No matter how much a father fights in court for his rights including directly caring for his children, the courts refuses to acknowledge his rights but only his obligation to pay money to the mother. Family courts unconstitutionally invoke the ‘best interest of the child’ excuse to ignore the parental right and other fundamental rights of fit fathers. They claim authority over his children and award them overwhelmingly to the mothers. This most sexist and rights-denying injustice fathers face is palpable and obvious to all except those brainwashed on feminist privileges and empowerment of women at any expense. No one wants to be in a father’s position in family court; it’s the mother’s position that’s assured of the parental rights and its benefits – including state enforcement of the father’s extortion payments to her. Very few within this judicial system have the guts to speak out against the injustice occurring in family courts.
Most will speak only under their breath, away from the ears of authority. The women’s abuse excuse is ever ready to be invoked to backup court judgments made under the best interest of the child excuse. Again, everyone knows how phony the abuse excuse is with its phony due process. But very few within the system will speak out about it. Such criticisms are heavily suppressed. Exposing the sexist outcomes and injustice that family courts impose on fathers is certainly not part of the state-imposed feminist agenda that initiated and supports the state-based divorce and domestic violence industry. Doing so would undermine the power and strangle-hold it has on constitutional redress. What you will hear is that fathers who don’t comply with the horrendously unfair, burdensome and malicious family court orders are just deadbeats and irresponsible.
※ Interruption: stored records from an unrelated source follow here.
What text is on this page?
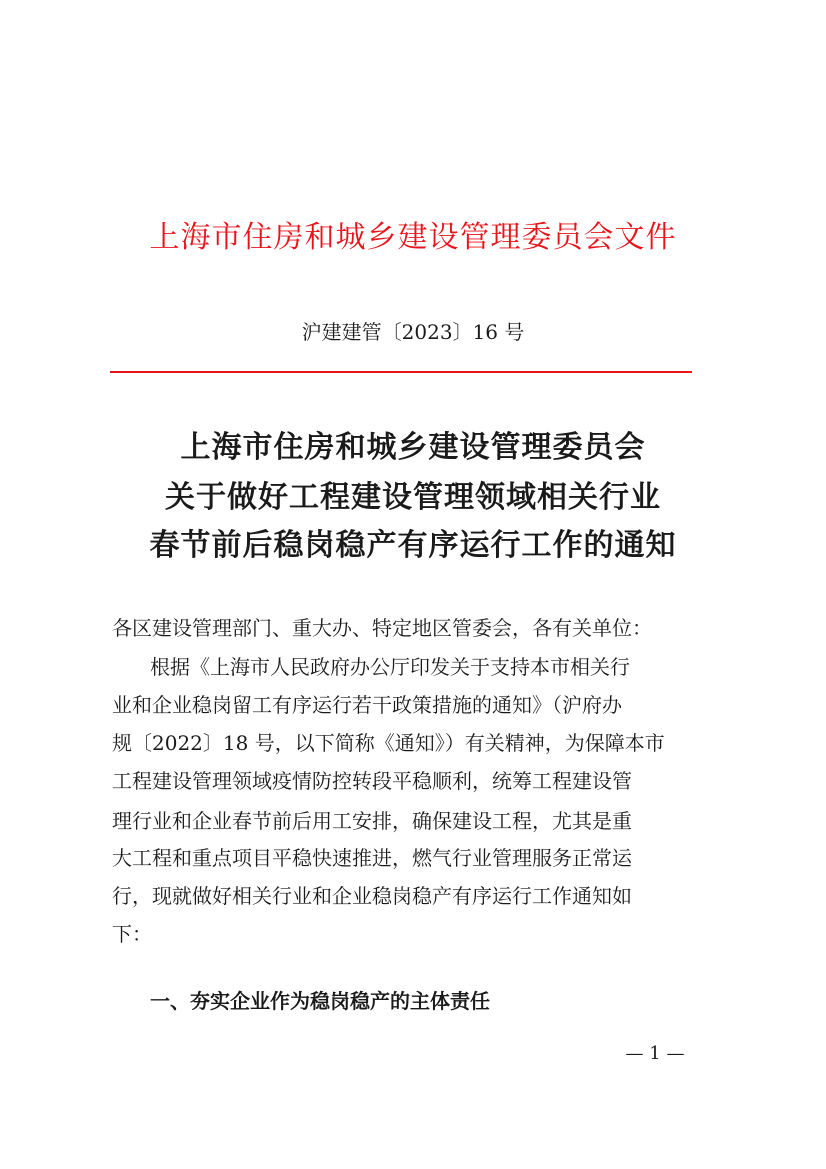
上海市住房和城乡建设管理委员会文件
沪建建管〔2023〕16 号
上海市住房和城乡建设管理委员会
关于做好工程建设管理领域相关行业
春节前后稳岗稳产有序运行工作的通知
各区建设管理部门、重大办、特定地区管委会，各有关单位：
根据《上海市人民政府办公厅印发关于支持本市相关行
业和企业稳岗留工有序运行若干政策措施的通知》（沪府办
规〔2022〕18 号，以下简称《通知》）有关精神，为保障本市
工程建设管理领域疫情防控转段平稳顺利，统筹工程建设管
理行业和企业春节前后用工安排，确保建设工程，尤其是重
大工程和重点项目平稳快速推进，燃气行业管理服务正常运
行，现就做好相关行业和企业稳岗稳产有序运行工作通知如
下：
一、夯实企业作为稳岗稳产的主体责任
— 1 —
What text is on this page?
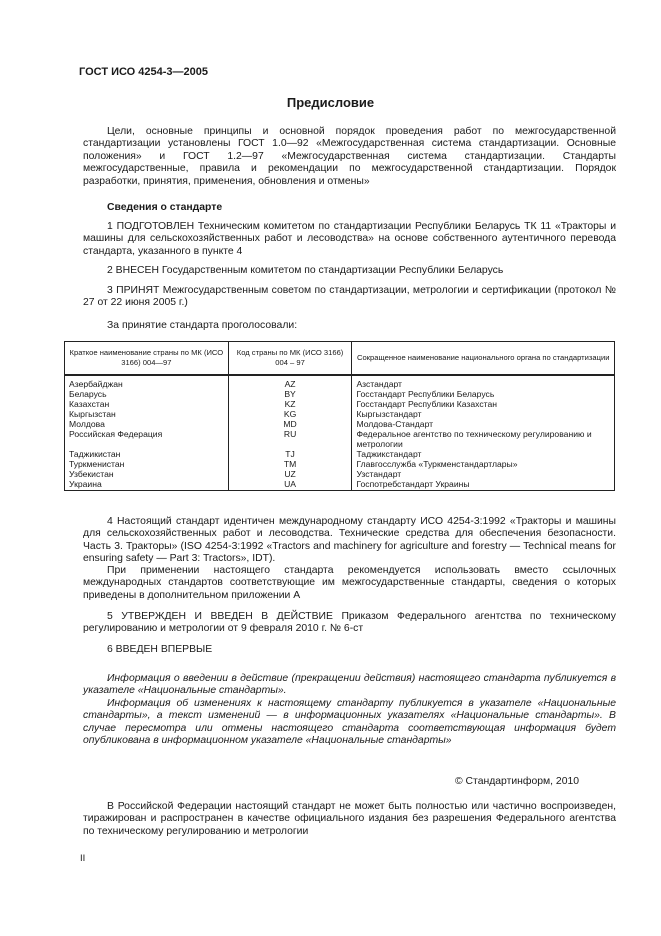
ГОСТ ИСО 4254-3—2005
Предисловие

Цели, основные принципы и основной порядок проведения работ по межгосударственной стандартизации установлены ГОСТ 1.0—92 «Межгосударственная система стандартизации. Основные положения» и ГОСТ 1.2—97 «Межгосударственная система стандартизации. Стандарты межгосударственные, правила и рекомендации по межгосударственной стандартизации. Порядок разработки, принятия, применения, обновления и отмены»

Сведения о стандарте

1 ПОДГОТОВЛЕН Техническим комитетом по стандартизации Республики Беларусь ТК 11 «Тракторы и машины для сельскохозяйственных работ и лесоводства» на основе собственного аутентичного перевода стандарта, указанного в пункте 4

2 ВНЕСЕН Государственным комитетом по стандартизации Республики Беларусь

3 ПРИНЯТ Межгосударственным советом по стандартизации, метрологии и сертификации (протокол № 27 от 22 июня 2005 г.)

За принятие стандарта проголосовали:
Краткое наименование страны по МК (ИСО 3166) 004—97	Код страны по МК (ИСО 3166) 004 – 97	Сокращенное наименование национального органа по стандартизации
Азербайджан	AZ	Азстандарт
Беларусь	BY	Госстандарт Республики Беларусь
Казахстан	KZ	Госстандарт Республики Казахстан
Кыргызстан	KG	Кыргызстандарт
Молдова	MD	Молдова-Стандарт
Российская Федерация	RU	Федеральное агентство по техническому регулированию и метрологии
Таджикистан	TJ	Таджикстандарт
Туркменистан	TM	Главгосслужба «Туркменстандартлары»
Узбекистан	UZ	Узстандарт
Украина	UA	Госпотребстандарт Украины

4 Настоящий стандарт идентичен международному стандарту ИСО 4254-3:1992 «Тракторы и машины для сельскохозяйственных работ и лесоводства. Технические средства для обеспечения безопасности. Часть 3. Тракторы» (ISO 4254-3:1992 «Tractors and machinery for agriculture and forestry — Technical means for ensuring safety — Part 3: Tractors», IDT).

При применении настоящего стандарта рекомендуется использовать вместо ссылочных международных стандартов соответствующие им межгосударственные стандарты, сведения о которых приведены в дополнительном приложении А

5 УТВЕРЖДЕН И ВВЕДЕН В ДЕЙСТВИЕ Приказом Федерального агентства по техническому регулированию и метрологии от 9 февраля 2010 г. № 6-ст

6 ВВЕДЕН ВПЕРВЫЕ

Информация о введении в действие (прекращении действия) настоящего стандарта публикуется в указателе «Национальные стандарты».

Информация об изменениях к настоящему стандарту публикуется в указателе «Национальные стандарты», а текст изменений — в информационных указателях «Национальные стандарты». В случае пересмотра или отмены настоящего стандарта соответствующая информация будет опубликована в информационном указателе «Национальные стандарты»

© Стандартинформ, 2010

В Российской Федерации настоящий стандарт не может быть полностью или частично воспроизведен, тиражирован и распространен в качестве официального издания без разрешения Федерального агентства по техническому регулированию и метрологии

II
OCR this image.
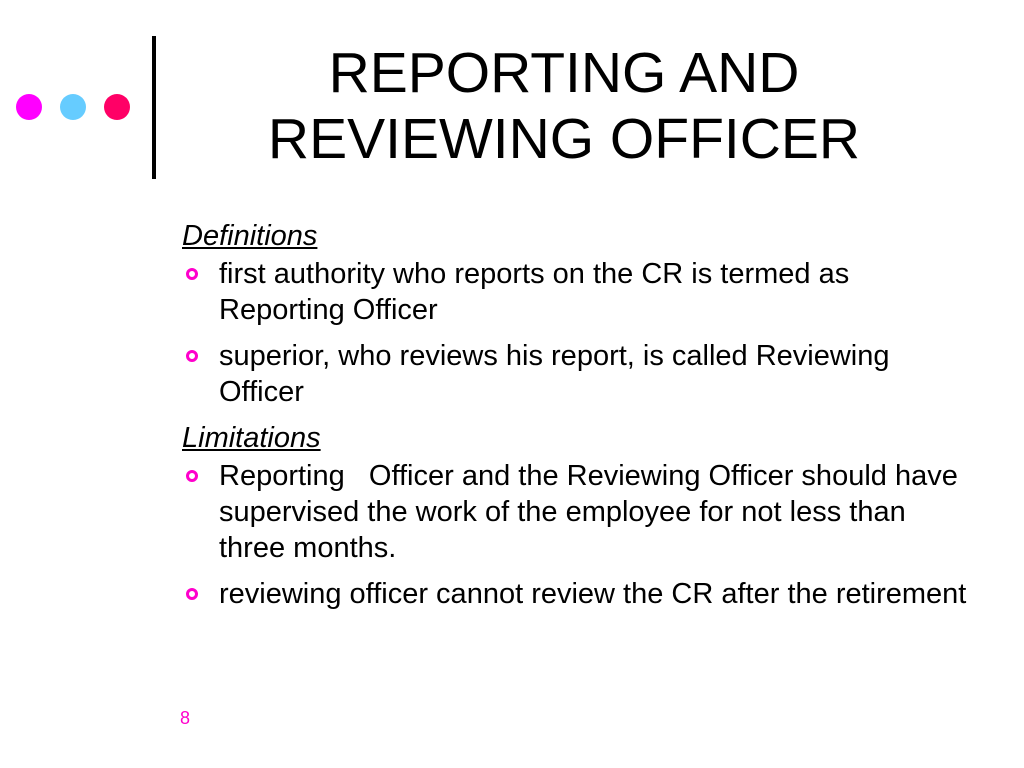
REPORTING AND
REVIEWING OFFICER
Definitions
first authority who reports on the CR is termed as Reporting Officer
superior, who reviews his report, is called Reviewing Officer
Limitations
Reporting   Officer and the Reviewing Officer should have supervised the work of the employee for not less than three months.
reviewing officer cannot review the CR after the retirement
8
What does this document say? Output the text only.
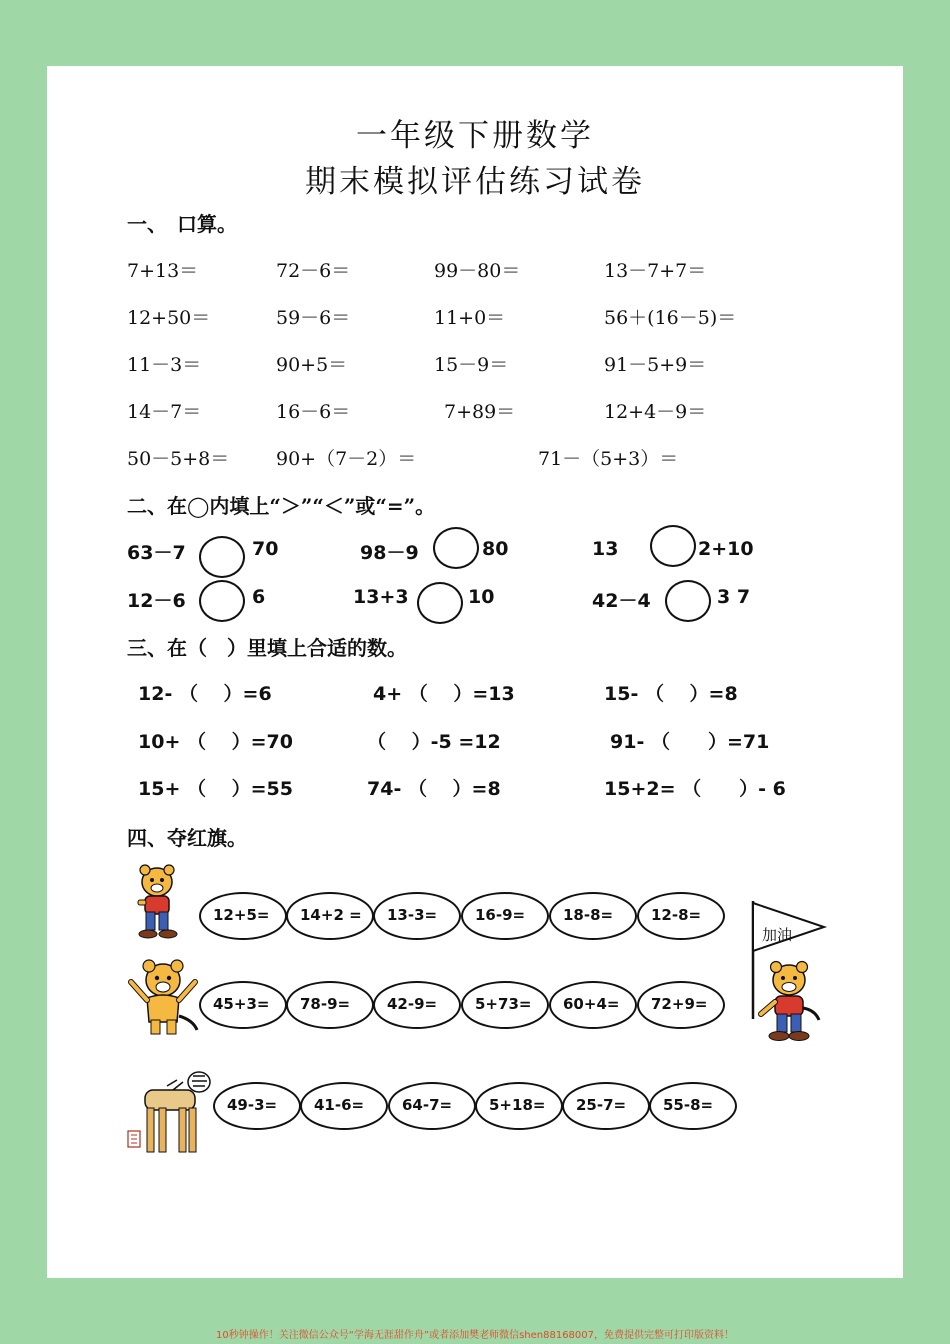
一年级下册数学
期末模拟评估练习试卷
一、　口算。
7+13＝	72－6＝	99－80＝	13－7+7＝
12+50＝	59－6＝	11+0＝	56＋(16－5)＝
11－3＝	90+5＝	15－9＝	91－5+9＝
14－7＝	16－6＝	7+89＝	12+4－9＝
50－5+8＝ 90+（7－2）＝	71－（5+3）＝
二、在◯内填上“＞”“＜”或“=”。
63－7	70	98－9	80	13	2+10
12－6	6	13+3	10	42－4	3 7
三、在（　）里填上合适的数。
12- （　 ）=6	4+ （　 ）=13	15- （　 ）=8
10+ （　 ）=70	（　 ）-5 =12	91- （　　）=71
15+ （　 ）=55	74- （　 ）=8	15+2= （　　）- 6
四、夺红旗。
12+5= 14+2 = 13-3=	16-9=	18-8=	12-8=
45+3= 78-9= 42-9=	5+73= 60+4= 72+9=
49-3= 41-6=	64-7= 5+18= 25-7= 55-8=
加油
10秒钟操作！关注微信公众号“学海无涯甜作舟”或者添加樊老师微信shen88168007，免费提供完整可打印版资料！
Objecting to being denied their rights and their children is a form abusive behavior.
That’s the propaganda. The state-based divorce and domestic violence industry lives off the unjust orders that the family courts impose on fit fathers. It’s part of the tyranny that fathers face. It includes the judicial and executive branches and promotes its tactics, policies, and accomplishments for the money, power, and agenda it provides. 1. First, the judiciary has slowly usurped justice by negating both accountability of judicial and prosecution personnel who violate constitutional procedures and constitutional protections for litigants in family court. 2. Secondly, feminist propaganda has pushed for ‘greater good’ laws that privilege women at the direct denial of fathers rights and protections – infusing such feminist jurisprudence into our legal system and into the public mindset. 3. Lastly, the enormous benefits such perfidy and perversion of justice against a targeted class – fathers – has created the divorce and domestic violence industry that feeds off this targeted injustice and promotes more of the same.